Il Manifesto nasce come una roadmap per imprese, professionisti e istituzioni, individuando quattro direttrici chiave per il futuro delle costruzioni in Italia: sostenibilità, industrializzazione, inclusione e innovazione.
La prima è la sostenibilità, non più intesa come riduzione dell’impatto ambientale ma come principio di equilibrio tra energia, materiali, mobilità e qualità della vita. Le città devono essere ripensate come ecosistemi resilienti e accessibili, in cui l’efficienza energetica si intrecci con la rigenerazione urbana e sociale. La seconda direttrice è l’industrializzazione del settore, con il superamento dei modelli tradizionali a favore di approcci off-site e processi costruttivi digitalizzati. Il ricorso a sistemi modulari e a piattaforme produttive integrate può ridurre i costi, accorciare i tempi di realizzazione e aumentare la qualità complessiva dell’abitare. Poi l’inclusione, intesa come diritto universale alla casa e come responsabilità pubblica di garantire spazi vivibili e accessibili. Il Manifesto propone di riportare il tema dell’abitare al centro delle politiche nazionali, riconoscendolo non come bene di mercato ma come infrastruttura sociale essenziale. Infine, l’innovazione: l’intelligenza artificiale e le tecnologie digitali diventano strumenti centrali per migliorare la progettazione, ottimizzare i processi, monitorare le prestazioni degli edifici e orientare le decisioni urbanistiche.

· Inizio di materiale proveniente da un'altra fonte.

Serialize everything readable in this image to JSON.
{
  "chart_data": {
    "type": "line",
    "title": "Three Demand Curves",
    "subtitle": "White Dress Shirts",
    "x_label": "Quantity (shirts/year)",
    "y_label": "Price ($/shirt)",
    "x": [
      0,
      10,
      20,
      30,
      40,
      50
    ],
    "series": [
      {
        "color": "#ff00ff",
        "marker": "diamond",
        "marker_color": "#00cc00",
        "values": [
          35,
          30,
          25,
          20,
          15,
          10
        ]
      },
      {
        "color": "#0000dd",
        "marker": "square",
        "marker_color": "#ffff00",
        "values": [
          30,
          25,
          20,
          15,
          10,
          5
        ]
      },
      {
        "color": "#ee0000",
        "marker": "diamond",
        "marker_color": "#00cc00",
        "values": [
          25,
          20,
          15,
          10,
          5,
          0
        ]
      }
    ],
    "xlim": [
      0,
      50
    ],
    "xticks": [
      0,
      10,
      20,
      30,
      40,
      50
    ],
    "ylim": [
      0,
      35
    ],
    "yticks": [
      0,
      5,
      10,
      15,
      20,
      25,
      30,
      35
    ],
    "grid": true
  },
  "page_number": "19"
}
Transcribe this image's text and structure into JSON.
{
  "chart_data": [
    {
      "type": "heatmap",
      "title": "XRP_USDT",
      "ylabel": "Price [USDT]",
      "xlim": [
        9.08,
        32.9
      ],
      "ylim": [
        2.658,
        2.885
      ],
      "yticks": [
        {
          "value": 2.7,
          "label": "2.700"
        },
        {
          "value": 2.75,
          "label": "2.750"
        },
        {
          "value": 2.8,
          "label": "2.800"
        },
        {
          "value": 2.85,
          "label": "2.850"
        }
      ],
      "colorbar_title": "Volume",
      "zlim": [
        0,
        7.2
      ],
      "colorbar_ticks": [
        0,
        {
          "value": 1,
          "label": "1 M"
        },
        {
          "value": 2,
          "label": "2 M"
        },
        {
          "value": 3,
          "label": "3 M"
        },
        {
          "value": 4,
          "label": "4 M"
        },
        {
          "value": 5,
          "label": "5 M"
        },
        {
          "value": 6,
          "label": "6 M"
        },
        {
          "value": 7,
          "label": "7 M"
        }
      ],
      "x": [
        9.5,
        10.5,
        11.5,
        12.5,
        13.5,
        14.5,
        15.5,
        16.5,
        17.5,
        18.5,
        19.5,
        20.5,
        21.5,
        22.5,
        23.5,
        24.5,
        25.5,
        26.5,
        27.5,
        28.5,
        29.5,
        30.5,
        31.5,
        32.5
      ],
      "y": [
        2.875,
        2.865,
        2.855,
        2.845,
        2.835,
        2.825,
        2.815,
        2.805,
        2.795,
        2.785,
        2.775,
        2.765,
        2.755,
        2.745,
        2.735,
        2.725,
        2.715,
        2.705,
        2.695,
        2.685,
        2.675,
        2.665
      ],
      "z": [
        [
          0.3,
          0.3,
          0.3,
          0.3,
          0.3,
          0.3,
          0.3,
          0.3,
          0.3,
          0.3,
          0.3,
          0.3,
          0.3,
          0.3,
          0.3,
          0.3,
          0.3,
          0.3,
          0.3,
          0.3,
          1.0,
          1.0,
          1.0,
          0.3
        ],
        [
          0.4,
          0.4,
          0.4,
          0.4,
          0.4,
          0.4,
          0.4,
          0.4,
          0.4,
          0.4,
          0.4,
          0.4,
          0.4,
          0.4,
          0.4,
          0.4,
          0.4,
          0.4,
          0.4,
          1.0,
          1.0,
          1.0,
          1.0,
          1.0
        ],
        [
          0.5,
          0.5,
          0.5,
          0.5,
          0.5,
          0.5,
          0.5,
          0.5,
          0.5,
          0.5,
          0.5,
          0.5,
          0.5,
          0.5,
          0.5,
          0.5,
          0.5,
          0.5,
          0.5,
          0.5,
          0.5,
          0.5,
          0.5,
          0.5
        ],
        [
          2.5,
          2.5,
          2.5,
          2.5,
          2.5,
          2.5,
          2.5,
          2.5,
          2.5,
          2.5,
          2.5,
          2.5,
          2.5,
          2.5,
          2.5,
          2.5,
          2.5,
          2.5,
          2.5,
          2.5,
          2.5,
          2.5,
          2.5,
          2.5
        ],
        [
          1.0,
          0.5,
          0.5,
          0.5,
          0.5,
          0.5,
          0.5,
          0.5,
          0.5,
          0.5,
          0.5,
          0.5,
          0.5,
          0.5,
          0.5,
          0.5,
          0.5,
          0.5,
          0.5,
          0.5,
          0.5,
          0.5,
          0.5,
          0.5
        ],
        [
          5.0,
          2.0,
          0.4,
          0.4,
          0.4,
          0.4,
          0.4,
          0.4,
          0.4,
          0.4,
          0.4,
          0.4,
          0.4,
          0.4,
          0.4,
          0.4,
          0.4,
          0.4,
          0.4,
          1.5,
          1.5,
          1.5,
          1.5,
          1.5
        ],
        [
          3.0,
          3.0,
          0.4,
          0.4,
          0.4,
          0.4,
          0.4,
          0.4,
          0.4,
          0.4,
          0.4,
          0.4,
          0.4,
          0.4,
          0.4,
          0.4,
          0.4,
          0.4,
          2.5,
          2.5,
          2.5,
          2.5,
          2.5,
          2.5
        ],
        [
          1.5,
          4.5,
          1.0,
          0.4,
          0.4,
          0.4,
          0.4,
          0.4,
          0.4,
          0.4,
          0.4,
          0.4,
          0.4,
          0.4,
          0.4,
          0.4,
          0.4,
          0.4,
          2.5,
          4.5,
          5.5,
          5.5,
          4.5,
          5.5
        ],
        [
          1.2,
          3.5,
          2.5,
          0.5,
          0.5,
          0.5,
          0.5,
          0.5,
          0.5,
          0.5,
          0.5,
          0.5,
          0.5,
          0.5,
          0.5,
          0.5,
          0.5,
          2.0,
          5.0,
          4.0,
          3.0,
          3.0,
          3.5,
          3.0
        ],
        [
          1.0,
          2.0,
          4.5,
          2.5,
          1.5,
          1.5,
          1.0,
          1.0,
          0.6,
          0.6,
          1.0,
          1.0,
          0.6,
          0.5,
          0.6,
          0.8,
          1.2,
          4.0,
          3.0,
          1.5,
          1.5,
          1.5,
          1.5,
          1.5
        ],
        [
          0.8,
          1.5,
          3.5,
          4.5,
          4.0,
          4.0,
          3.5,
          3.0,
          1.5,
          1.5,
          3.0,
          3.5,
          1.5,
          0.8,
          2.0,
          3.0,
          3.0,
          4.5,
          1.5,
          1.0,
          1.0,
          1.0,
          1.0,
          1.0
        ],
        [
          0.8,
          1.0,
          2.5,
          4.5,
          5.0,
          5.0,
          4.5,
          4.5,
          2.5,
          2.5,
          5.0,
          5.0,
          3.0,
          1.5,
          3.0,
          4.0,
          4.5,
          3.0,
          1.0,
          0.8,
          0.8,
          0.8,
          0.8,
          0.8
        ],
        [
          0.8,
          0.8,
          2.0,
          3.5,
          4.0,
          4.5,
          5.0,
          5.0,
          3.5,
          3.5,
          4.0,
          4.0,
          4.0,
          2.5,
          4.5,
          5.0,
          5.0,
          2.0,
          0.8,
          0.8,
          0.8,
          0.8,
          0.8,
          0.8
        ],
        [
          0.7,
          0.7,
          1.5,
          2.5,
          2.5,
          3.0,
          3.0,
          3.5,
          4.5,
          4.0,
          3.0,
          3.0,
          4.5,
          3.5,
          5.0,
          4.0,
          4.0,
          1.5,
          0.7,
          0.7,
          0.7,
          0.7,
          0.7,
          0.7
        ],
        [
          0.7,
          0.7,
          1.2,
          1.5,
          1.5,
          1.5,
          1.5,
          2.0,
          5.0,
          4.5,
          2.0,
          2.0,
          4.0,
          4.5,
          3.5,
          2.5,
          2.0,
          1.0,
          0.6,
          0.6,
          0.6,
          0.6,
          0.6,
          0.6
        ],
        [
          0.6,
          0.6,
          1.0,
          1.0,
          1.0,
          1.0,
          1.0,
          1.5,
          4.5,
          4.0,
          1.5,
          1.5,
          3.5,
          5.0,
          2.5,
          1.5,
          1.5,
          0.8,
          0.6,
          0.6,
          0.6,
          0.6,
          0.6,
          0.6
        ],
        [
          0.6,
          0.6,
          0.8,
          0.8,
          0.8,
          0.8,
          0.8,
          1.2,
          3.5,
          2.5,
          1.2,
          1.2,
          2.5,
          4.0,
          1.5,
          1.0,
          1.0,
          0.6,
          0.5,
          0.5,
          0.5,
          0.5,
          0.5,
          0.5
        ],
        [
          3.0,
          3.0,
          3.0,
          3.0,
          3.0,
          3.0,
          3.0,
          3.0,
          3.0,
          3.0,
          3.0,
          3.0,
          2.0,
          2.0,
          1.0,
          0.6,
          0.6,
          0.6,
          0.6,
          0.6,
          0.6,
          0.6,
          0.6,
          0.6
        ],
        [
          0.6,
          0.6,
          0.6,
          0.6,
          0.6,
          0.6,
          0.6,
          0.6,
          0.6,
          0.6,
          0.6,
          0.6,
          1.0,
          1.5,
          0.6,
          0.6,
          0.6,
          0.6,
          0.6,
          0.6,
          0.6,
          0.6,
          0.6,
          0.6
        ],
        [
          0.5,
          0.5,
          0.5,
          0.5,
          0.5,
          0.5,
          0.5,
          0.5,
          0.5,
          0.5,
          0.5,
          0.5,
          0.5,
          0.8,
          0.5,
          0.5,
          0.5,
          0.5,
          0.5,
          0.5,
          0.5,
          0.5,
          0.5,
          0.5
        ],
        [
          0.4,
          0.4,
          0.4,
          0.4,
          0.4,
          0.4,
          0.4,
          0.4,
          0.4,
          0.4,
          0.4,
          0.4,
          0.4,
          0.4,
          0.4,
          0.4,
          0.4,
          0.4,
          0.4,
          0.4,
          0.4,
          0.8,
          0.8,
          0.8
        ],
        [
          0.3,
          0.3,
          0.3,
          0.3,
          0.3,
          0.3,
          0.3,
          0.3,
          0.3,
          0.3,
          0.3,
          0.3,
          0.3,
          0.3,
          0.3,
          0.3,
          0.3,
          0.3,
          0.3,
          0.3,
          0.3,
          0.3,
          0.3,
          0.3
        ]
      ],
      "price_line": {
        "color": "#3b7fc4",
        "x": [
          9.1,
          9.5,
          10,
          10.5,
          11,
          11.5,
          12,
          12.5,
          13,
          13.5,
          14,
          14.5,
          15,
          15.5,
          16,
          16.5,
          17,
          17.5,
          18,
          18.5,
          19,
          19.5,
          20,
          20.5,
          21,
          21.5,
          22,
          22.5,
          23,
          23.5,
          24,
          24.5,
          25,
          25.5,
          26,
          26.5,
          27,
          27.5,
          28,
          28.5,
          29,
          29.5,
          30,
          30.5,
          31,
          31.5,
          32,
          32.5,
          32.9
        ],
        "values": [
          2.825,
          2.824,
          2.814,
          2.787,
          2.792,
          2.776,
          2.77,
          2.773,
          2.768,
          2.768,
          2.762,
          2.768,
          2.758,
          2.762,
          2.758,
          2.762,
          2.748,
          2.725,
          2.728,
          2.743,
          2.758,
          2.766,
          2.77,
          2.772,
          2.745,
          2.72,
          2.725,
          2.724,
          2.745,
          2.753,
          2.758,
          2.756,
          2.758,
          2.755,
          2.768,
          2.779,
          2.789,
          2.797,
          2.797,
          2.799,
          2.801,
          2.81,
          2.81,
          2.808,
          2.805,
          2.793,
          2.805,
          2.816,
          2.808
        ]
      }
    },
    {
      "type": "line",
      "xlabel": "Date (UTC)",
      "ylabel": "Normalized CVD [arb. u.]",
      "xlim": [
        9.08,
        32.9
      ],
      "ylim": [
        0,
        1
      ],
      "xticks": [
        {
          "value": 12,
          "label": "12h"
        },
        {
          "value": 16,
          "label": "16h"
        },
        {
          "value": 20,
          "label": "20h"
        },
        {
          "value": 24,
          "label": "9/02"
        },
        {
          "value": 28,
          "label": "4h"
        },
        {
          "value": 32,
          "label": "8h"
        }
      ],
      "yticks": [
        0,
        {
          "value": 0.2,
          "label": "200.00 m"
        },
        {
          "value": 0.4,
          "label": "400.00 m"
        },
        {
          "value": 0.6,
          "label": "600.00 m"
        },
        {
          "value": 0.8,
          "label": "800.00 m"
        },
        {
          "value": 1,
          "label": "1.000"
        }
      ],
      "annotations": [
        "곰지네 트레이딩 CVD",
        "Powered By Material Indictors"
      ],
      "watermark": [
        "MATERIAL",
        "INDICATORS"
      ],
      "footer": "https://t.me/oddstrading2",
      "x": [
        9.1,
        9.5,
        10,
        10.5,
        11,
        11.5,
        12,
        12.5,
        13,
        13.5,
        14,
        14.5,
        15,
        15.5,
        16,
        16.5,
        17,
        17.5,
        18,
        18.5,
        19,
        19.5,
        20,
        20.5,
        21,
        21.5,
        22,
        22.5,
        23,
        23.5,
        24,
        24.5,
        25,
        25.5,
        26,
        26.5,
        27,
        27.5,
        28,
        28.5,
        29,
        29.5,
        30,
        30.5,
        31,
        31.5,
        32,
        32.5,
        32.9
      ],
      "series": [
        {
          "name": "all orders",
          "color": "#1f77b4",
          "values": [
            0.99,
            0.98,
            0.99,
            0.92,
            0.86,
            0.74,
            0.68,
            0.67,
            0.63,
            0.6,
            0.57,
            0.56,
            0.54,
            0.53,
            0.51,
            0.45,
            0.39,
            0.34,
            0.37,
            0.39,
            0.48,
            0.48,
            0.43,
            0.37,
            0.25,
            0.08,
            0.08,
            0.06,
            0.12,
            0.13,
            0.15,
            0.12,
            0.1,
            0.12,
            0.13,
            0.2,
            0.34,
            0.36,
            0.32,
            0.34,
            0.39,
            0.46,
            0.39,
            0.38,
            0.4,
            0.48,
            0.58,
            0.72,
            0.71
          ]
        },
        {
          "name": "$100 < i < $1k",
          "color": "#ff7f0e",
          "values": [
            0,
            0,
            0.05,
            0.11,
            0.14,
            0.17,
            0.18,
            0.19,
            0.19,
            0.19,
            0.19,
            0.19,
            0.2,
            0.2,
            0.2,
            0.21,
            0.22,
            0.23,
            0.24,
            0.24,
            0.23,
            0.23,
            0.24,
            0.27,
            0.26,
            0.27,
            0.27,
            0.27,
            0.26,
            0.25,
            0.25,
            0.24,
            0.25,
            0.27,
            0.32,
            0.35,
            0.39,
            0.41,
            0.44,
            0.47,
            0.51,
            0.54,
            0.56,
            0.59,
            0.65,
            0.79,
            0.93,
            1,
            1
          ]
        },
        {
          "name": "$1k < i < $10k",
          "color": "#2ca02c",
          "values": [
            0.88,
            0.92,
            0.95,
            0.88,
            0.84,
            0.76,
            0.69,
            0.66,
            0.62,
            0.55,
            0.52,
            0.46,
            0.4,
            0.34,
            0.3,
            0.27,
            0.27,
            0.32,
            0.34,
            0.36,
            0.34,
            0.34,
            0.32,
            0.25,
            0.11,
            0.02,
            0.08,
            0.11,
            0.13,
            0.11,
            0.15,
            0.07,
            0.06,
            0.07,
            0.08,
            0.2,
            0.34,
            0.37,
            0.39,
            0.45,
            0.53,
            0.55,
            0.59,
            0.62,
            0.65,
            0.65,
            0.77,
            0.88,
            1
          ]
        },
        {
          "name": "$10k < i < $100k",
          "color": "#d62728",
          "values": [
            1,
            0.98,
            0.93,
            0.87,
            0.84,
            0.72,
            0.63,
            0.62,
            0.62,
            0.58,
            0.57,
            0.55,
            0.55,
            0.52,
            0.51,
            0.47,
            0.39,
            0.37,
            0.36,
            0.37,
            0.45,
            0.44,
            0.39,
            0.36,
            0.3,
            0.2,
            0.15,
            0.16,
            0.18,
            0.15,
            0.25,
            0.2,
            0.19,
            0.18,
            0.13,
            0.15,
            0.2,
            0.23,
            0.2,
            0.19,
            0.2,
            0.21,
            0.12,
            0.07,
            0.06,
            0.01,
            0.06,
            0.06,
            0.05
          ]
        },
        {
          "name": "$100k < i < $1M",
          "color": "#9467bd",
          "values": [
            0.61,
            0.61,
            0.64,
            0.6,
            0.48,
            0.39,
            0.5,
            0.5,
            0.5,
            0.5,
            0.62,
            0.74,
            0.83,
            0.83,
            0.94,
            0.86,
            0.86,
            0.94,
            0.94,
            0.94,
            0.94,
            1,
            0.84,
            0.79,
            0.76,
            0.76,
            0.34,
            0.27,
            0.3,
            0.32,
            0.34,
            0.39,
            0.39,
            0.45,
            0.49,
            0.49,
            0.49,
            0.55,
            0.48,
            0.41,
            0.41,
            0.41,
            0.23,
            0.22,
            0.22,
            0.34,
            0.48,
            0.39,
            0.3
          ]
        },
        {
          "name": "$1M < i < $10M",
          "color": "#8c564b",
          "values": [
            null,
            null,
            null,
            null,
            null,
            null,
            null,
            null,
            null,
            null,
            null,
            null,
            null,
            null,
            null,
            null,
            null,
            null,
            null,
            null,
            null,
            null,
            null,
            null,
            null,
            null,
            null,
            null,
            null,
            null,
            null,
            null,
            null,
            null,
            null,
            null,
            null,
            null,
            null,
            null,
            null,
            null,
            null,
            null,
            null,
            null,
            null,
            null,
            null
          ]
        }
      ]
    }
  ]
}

Il documento lancia quindi un appello concreto al legislatore: istituire una politica industriale per le costruzioni che favorisca la convergenza tra pubblico e privato, incentivi gli investimenti e crei un quadro normativo coerente e stabile. Una visione che vada oltre i bonus e gli interventi straordinari, per costruire un sistema di lungo periodo che faccia dell’edilizia un motore strategico della crescita sostenibile italiana.
“Le filiere sono già pronte”, conclude Micelli. “Il nostro Paese dispone di competenze, imprese e professionalità all’altezza delle migliori esperienze europee. Manca solo una visione politica capace di tradurre questa energia in un progetto collettivo: una politica per le costruzioni, non più frammentata, ma orientata al futuro.”
La prossima edizione di REbuild si terrà il 12 e 13 maggio 2026 a Riva del Garda.